Надо сказать, что Зузу, игравшая умело, со спокойной корректностью, отнюдь не смеялась над моими промахами — когда, например, при подаче я, вместо того чтобы ударить ракеткой по мной же подброшенному мячу, ударял ею по воздуху, ни над прочими нелепыми выходками, но и никак не реагировала на неожиданные удачи и успех, который они мне приносили. Слишком уж случайные, эти лавры не могли помешать тому, что, несмотря на энергичную работу моей партнерши, через двадцать минут сторона Зузу уже насчитывала четыре выигранных гейма, а в последующие десять — и сет. Мы прекратили игру, уступив площадку ожидавшим своей очереди, и, разгоряченные, уселись на одну из скамеек.

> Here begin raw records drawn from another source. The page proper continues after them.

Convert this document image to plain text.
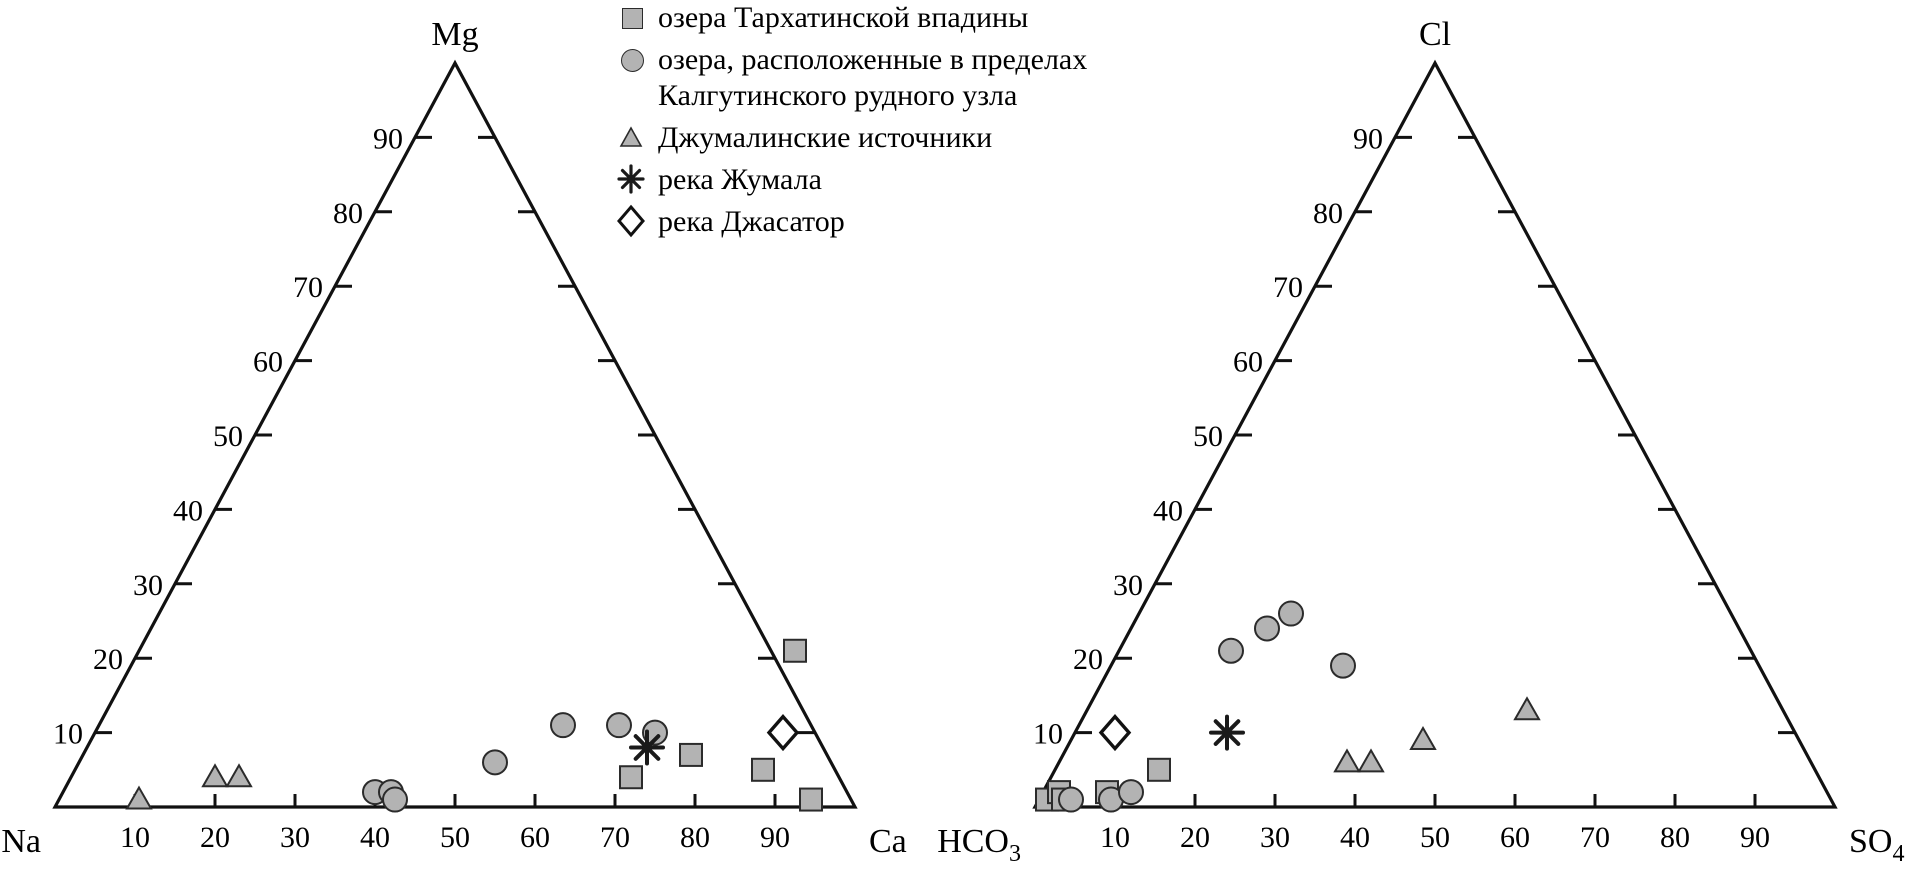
озера Тархатинской впадины
озера, расположенные в пределах Калгутинского рудного узла
Джумалинские источники
река Жумала
река Джасатор
10 20 30 40 50 60 70 80 90
10
20
30
40
50
60
70
80
90
Mg
Na	Ca	10 20 30 40 50 60 70 80 90
10
20
30
40
50
60
70
80
90
Cl
$HCO_3$	$SO_4$
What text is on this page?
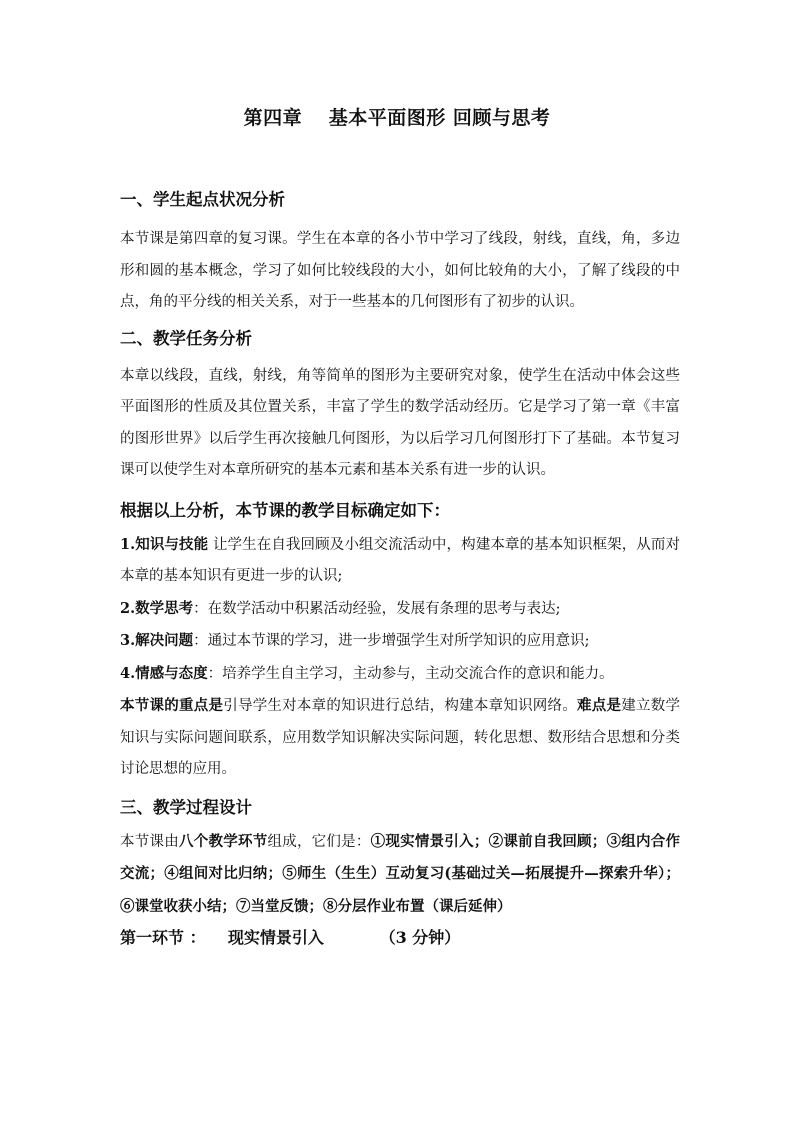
第四章　 基本平面图形 回顾与思考

一、学生起点状况分析

本节课是第四章的复习课。学生在本章的各小节中学习了线段，射线，直线，角，多边形和圆的基本概念，学习了如何比较线段的大小，如何比较角的大小，了解了线段的中点，角的平分线的相关关系，对于一些基本的几何图形有了初步的认识。

二、教学任务分析

本章以线段，直线，射线，角等简单的图形为主要研究对象，使学生在活动中体会这些平面图形的性质及其位置关系，丰富了学生的数学活动经历。它是学习了第一章《丰富的图形世界》以后学生再次接触几何图形，为以后学习几何图形打下了基础。本节复习课可以使学生对本章所研究的基本元素和基本关系有进一步的认识。

根据以上分析，本节课的教学目标确定如下：

1.知识与技能 让学生在自我回顾及小组交流活动中，构建本章的基本知识框架，从而对本章的基本知识有更进一步的认识;

2.数学思考：在数学活动中积累活动经验，发展有条理的思考与表达;

3.解决问题：通过本节课的学习，进一步增强学生对所学知识的应用意识;

4.情感与态度：培养学生自主学习，主动参与，主动交流合作的意识和能力。

本节课的重点是引导学生对本章的知识进行总结，构建本章知识网络。难点是建立数学知识与实际问题间联系，应用数学知识解决实际问题，转化思想、数形结合思想和分类讨论思想的应用。

三、教学过程设计

本节课由八个教学环节组成，它们是：①现实情景引入；②课前自我回顾；③组内合作交流；④组间对比归纳；⑤师生（生生）互动复习(基础过关—拓展提升—探索升华）；⑥课堂收获小结；⑦当堂反馈；⑧分层作业布置（课后延伸）

第一环节 ： 现实情景引入	（3 分钟）
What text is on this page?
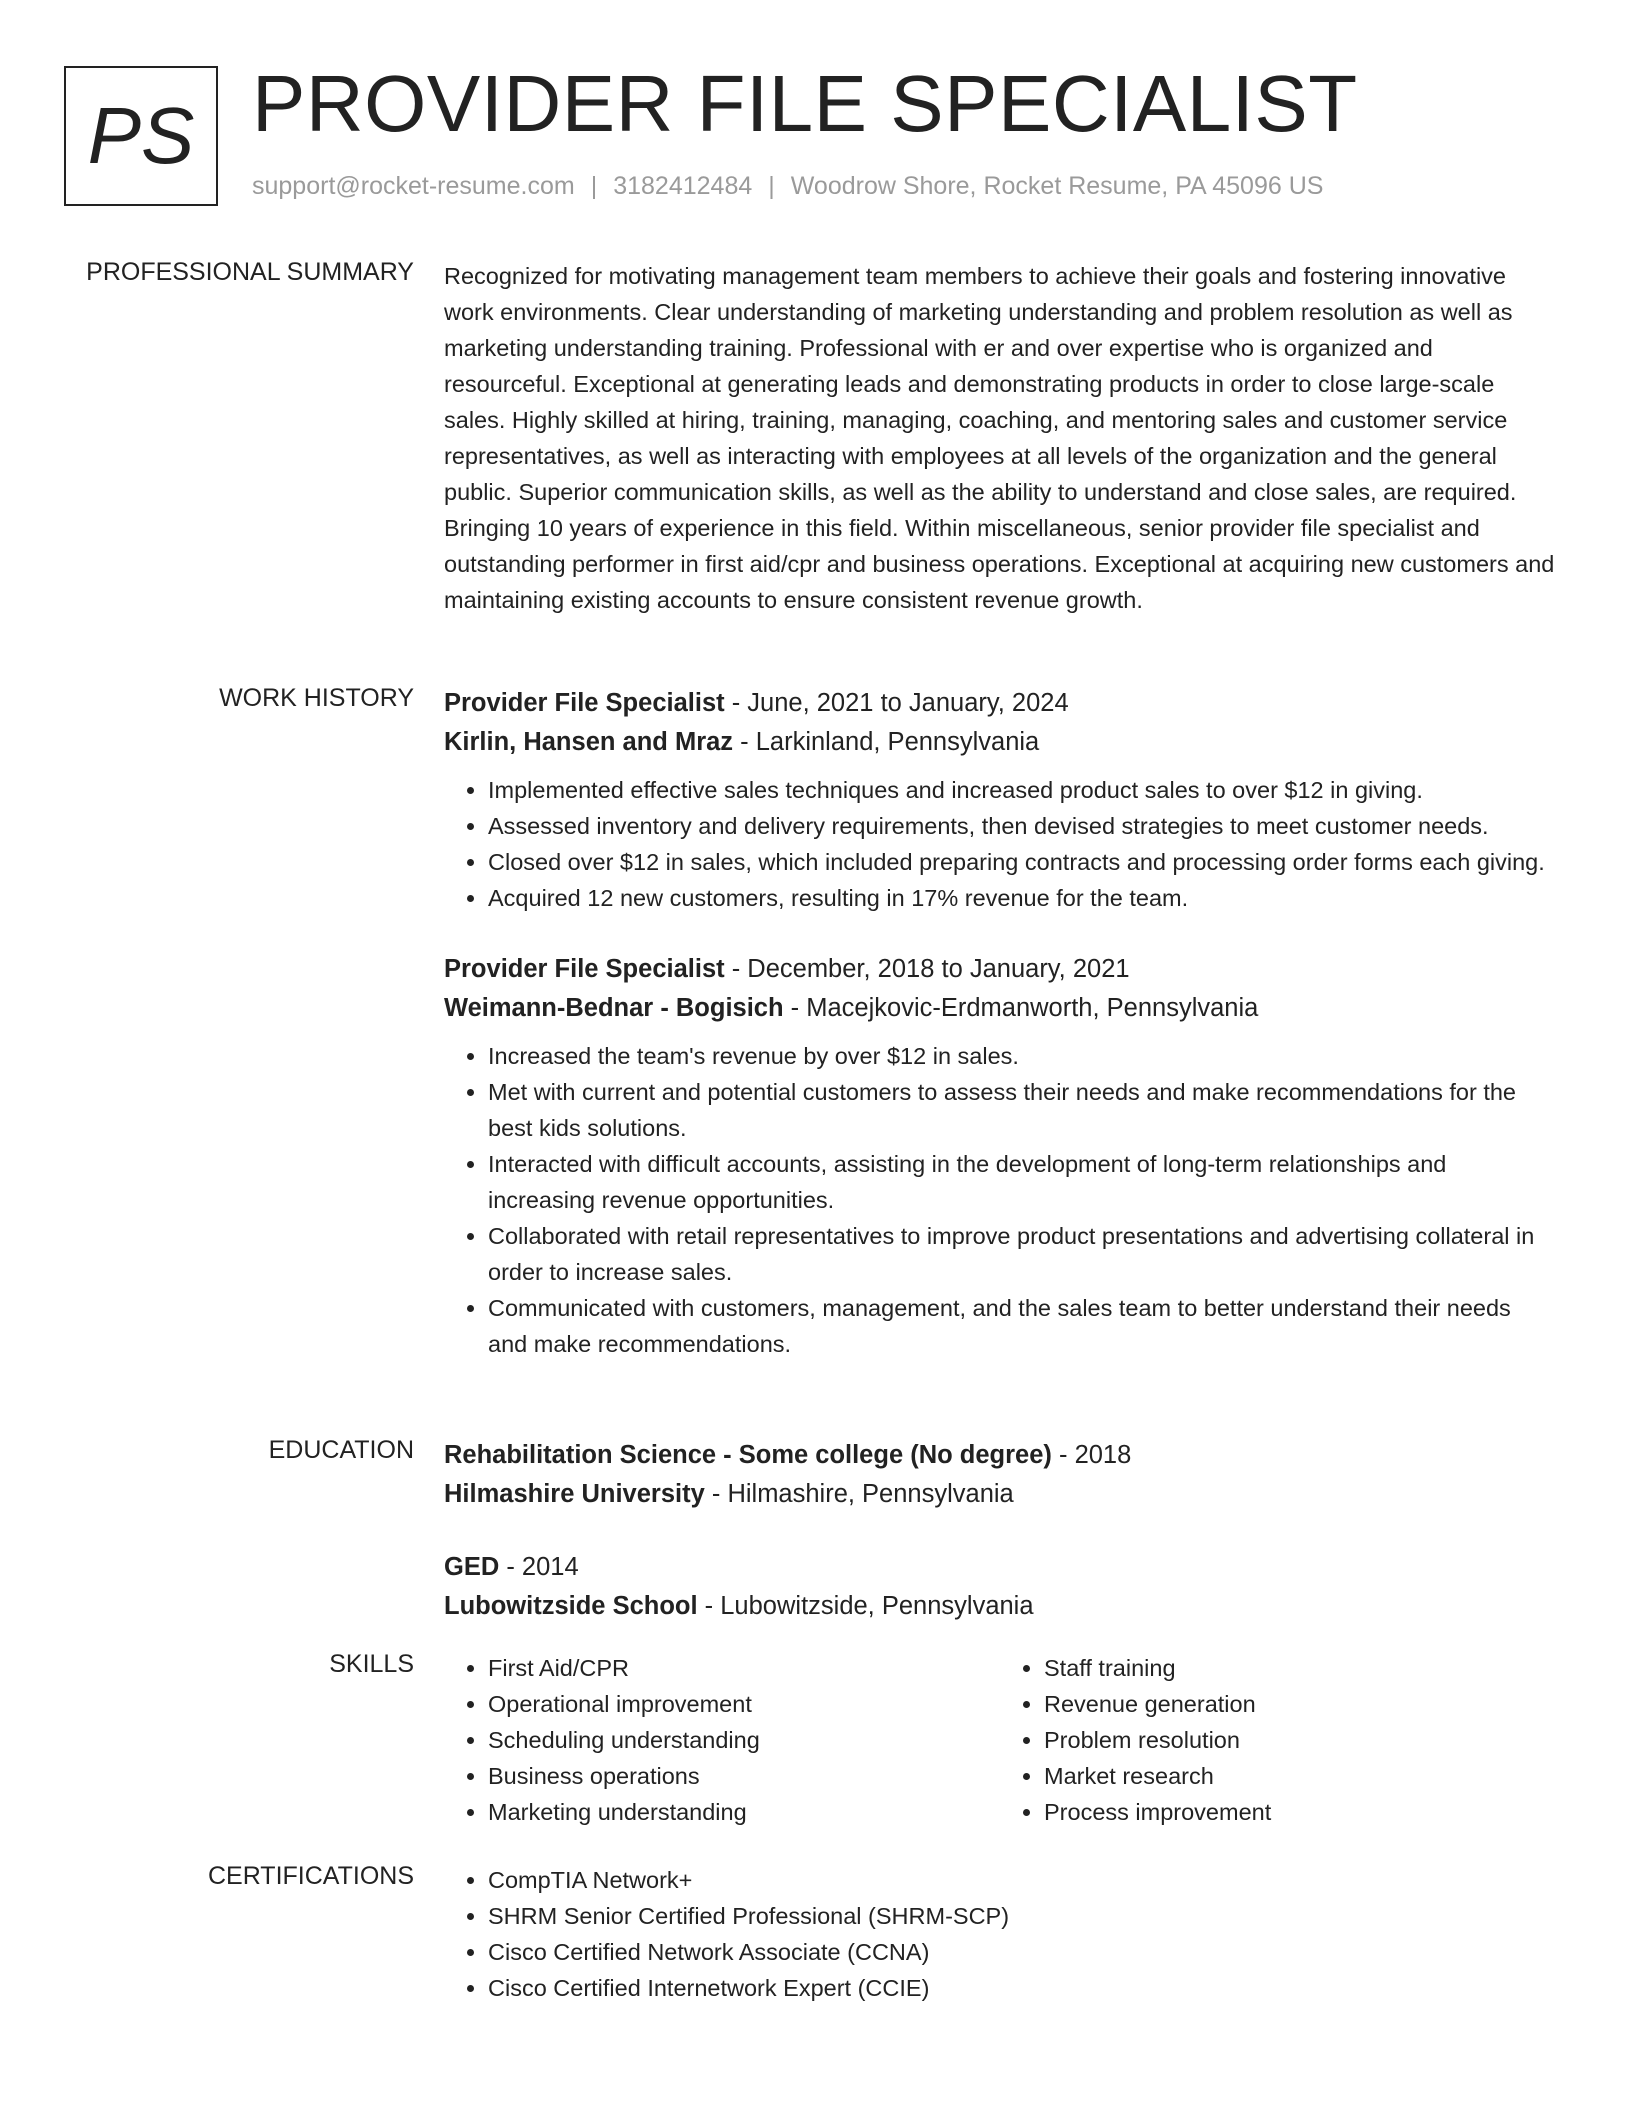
PS PROVIDER FILE SPECIALIST
support@rocket-resume.com | 3182412484 | Woodrow Shore, Rocket Resume, PA 45096 US
PROFESSIONAL SUMMARY Recognized for motivating management team members to achieve their goals and fostering innovative work environments. Clear understanding of marketing understanding and problem resolution as well as marketing understanding training. Professional with er and over expertise who is organized and resourceful. Exceptional at generating leads and demonstrating products in order to close large-scale sales. Highly skilled at hiring, training, managing, coaching, and mentoring sales and customer service representatives, as well as interacting with employees at all levels of the organization and the general public. Superior communication skills, as well as the ability to understand and close sales, are required. Bringing 10 years of experience in this field. Within miscellaneous, senior provider file specialist and outstanding performer in first aid/cpr and business operations. Exceptional at acquiring new customers and maintaining existing accounts to ensure consistent revenue growth.

WORK HISTORY Provider File Specialist - June, 2021 to January, 2024
Kirlin, Hansen and Mraz - Larkinland, Pennsylvania
• Implemented effective sales techniques and increased product sales to over $12 in giving.
• Assessed inventory and delivery requirements, then devised strategies to meet customer needs.
• Closed over $12 in sales, which included preparing contracts and processing order forms each giving.
• Acquired 12 new customers, resulting in 17% revenue for the team.
Provider File Specialist - December, 2018 to January, 2021
Weimann-Bednar - Bogisich - Macejkovic-Erdmanworth, Pennsylvania
• Increased the team's revenue by over $12 in sales.
• Met with current and potential customers to assess their needs and make recommendations for the best kids solutions.
• Interacted with difficult accounts, assisting in the development of long-term relationships and increasing revenue opportunities.
• Collaborated with retail representatives to improve product presentations and advertising collateral in order to increase sales.
• Communicated with customers, management, and the sales team to better understand their needs and make recommendations.
EDUCATION Rehabilitation Science - Some college (No degree) - 2018
Hilmashire University - Hilmashire, Pennsylvania
GED - 2014
Lubowitzside School - Lubowitzside, Pennsylvania
SKILLS	• First Aid/CPR
• Operational improvement
• Scheduling understanding
• Business operations
• Marketing understanding
• Staff training
• Revenue generation
• Problem resolution
• Market research
• Process improvement
CERTIFICATIONS	• CompTIA Network+
• SHRM Senior Certified Professional (SHRM-SCP)
• Cisco Certified Network Associate (CCNA)
• Cisco Certified Internetwork Expert (CCIE)
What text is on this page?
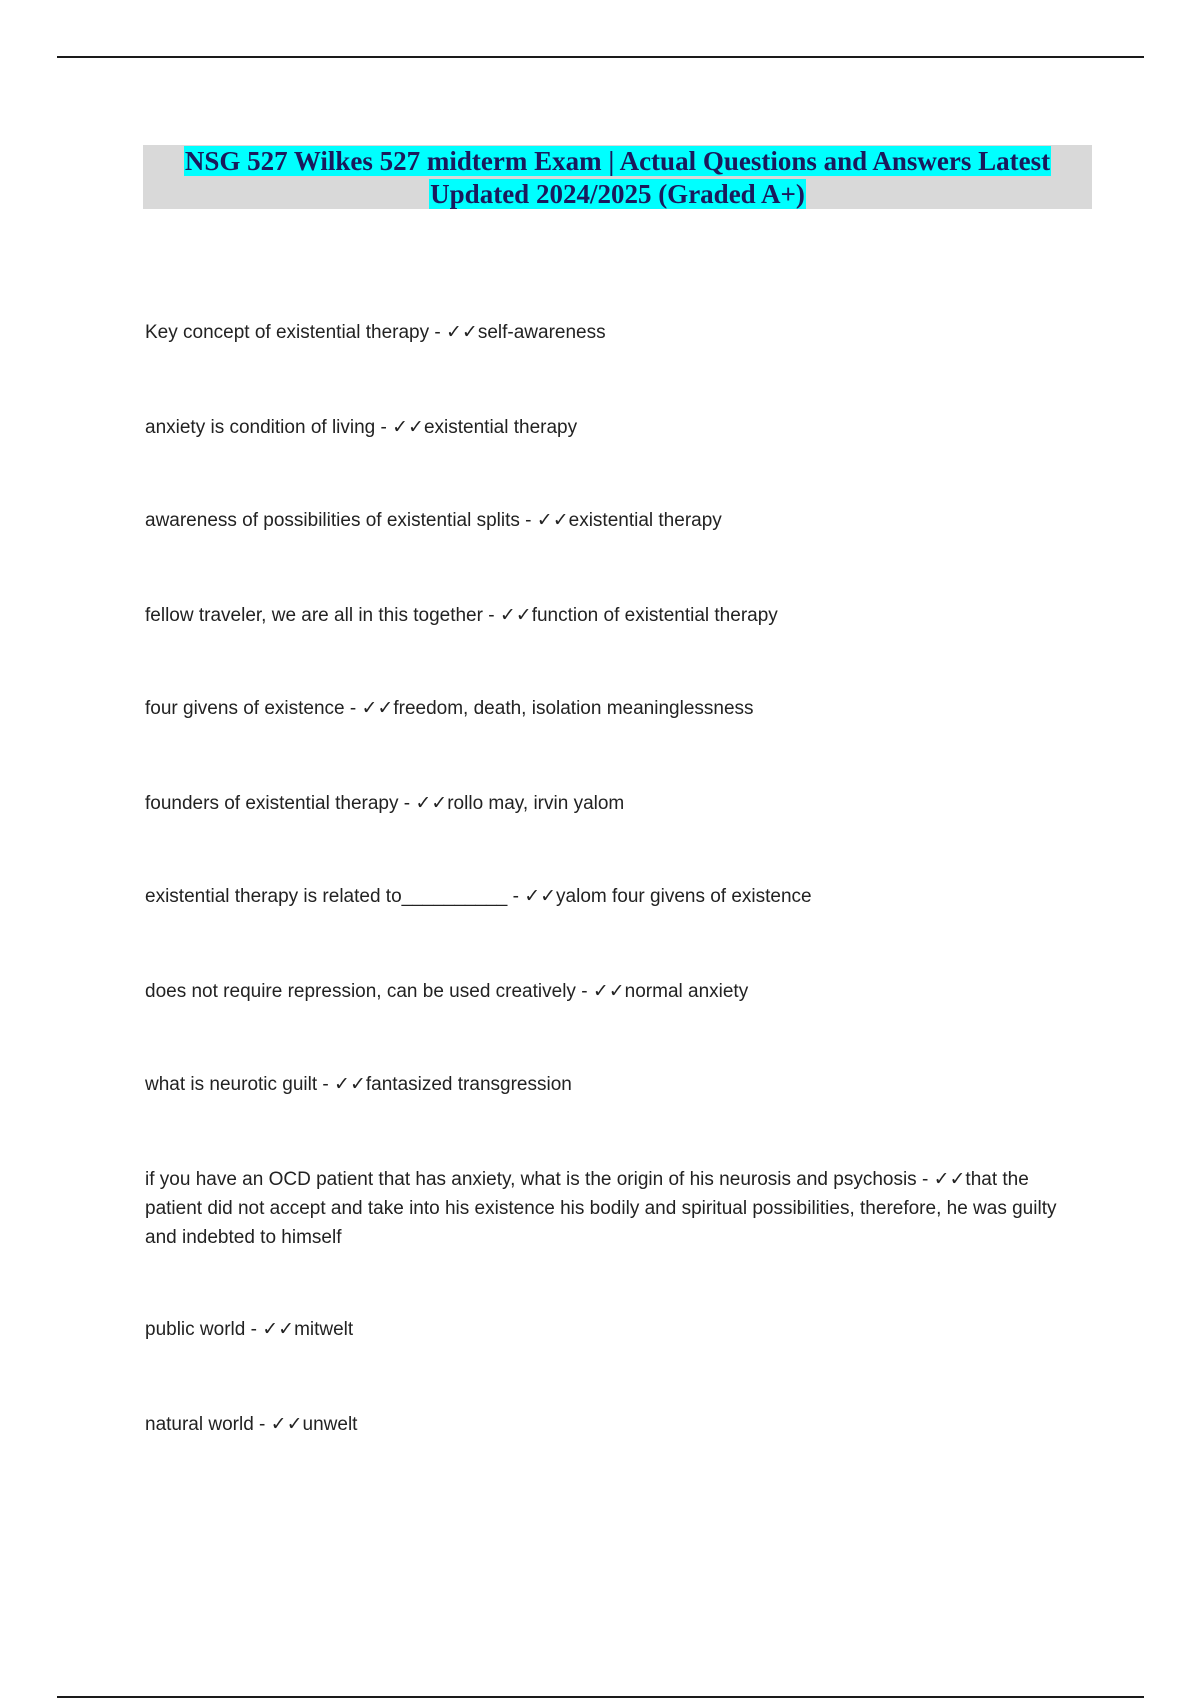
NSG 527 Wilkes 527 midterm Exam | Actual Questions and Answers Latest
Updated 2024/2025 (Graded A+)
Key concept of existential therapy - ✓✓self-awareness
anxiety is condition of living - ✓✓existential therapy
awareness of possibilities of existential splits - ✓✓existential therapy
fellow traveler, we are all in this together - ✓✓function of existential therapy
four givens of existence - ✓✓freedom, death, isolation meaninglessness
founders of existential therapy - ✓✓rollo may, irvin yalom
existential therapy is related to__________ - ✓✓yalom four givens of existence
does not require repression, can be used creatively - ✓✓normal anxiety
what is neurotic guilt - ✓✓fantasized transgression
if you have an OCD patient that has anxiety, what is the origin of his neurosis and psychosis - ✓✓that the patient did not accept and take into his existence his bodily and spiritual possibilities, therefore, he was guilty and indebted to himself
public world - ✓✓mitwelt
natural world - ✓✓unwelt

— Игра маркиза не лишена занятности, — заметила моя желто-зеленая партнерша, которой я испортил немало крови.

— Un peu phantastique pourtant[207], — отозвалась Зузу, заинтересованная в моей репутации, так как она рекомендовала меня в клуб.

Но я чувствовал, что эта «фантастичность» не повредила мне в ее глазах. Я опять сослался на то, что давно не держал в руках ракетки, и выразил надежду, вновь обретя былую сноровку, стать достойным своих партнеров и противников. В то время как мы, уже переслав болтать, смотрели на игру тех, кто нас сменил, и радовались хорошим ударам, к нам подошел какой-то господин, некий Фиделио, и, обратившись по-португальски к кузену и желто-зеленой девице, отозвал их в сторону. Не успели мы остаться наедине с Зузу, как она спросила:

— Ну, а рисунки, маркиз? Где они? Вы же знаете, что я хочу посмотреть их и оставить себе.

— Помилуйте, Зузу, — отвечал я. — Не мог же я принести их сюда. Куда бы я их дел и как бы вам показал, ведь здесь нас каждую минуту могли бы застать врасплох…

— Это еще что за оборот — «застать врасплох»?

— Милая Зузу, ведь эти результаты моих мечтательных воспоминаний о встрече с вами не предназначены для глаз третьего, не говоря уже о том, что они вряд ли предназначены и для ваших глаз. Честное слово, я бы очень хотел, чтобы обстоятельства здесь, и у вас дома, и вообще везде давали нам больше возможности посекретничать.

— Посекретничать! Будьте добры выбирать выражения!

— Но вы же сами принуждаете меня к секретничанью, а между тем все складывается так, что это невозможно устроить.

— Я просто говорю, что вам нужно найти способ передать мне рисунки. Для этого вы достаточно ловки. Вы проявили ловкость в теннисе, я из деликатности назвала вашу игру фантастической, на деле вы часто мазали так, словно первый раз в жизни играли в теннис. Но ловким вы все-таки оставались.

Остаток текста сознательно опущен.